Instrumental errors in spectral-width turbulence measurements by radars

Abstract

Measurements of turbulent energy dissipation rates by radar spectral-width procedures require differencing two numbers to produce a difference that is small relative to the two initial numbers. In particular, the square of the so-called “beam-broadening” component must be subtracted from the square of a measured spectral width. Because the difference is relatively small, it is very sensitive to statistical fluctuations in each of the initial measured parameters. The method by which the measured spectral width is determined can impact the accuracy of the measurements, and, in addition, the beam-broadened component is affected by errors in the measured wind, variability in the mean wind, wind-shear, and aspect-sensitivity of the scatterers.
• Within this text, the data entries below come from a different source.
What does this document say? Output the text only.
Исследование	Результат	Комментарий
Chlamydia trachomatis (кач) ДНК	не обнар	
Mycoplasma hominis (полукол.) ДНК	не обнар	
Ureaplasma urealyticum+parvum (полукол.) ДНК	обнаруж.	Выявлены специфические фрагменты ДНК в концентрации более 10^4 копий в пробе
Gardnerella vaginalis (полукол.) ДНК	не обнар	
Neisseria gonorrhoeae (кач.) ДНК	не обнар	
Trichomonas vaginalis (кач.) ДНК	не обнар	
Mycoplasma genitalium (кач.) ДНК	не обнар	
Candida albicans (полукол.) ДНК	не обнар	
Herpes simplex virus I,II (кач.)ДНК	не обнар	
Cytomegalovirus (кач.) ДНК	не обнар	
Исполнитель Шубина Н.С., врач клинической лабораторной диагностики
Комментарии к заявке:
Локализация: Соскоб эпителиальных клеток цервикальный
All these effects can impact the measurements of turbulence, and in some cases can even produce physically unrealistic “negative” values of turbulence strength. In this paper, we investigate the relative importance of (i) variability of the mean wind within the averaging period, (ii) digitization errors and the accuracy of determination of the spectral width, (iii) the particular beam-broadening model employed, and (iv) anisotropy of the scatterers. Although these terms are often discussed in the literature, we have quantified their relative importance. The accuracy of determination of the spectral width is the most important source of error, followed by variability of the mean wind in the averaging period. In addition to these studies, we also develop a new formula for accurate determination of the beam-broadened spectral width. This includes a new term that was missing from earlier formulations.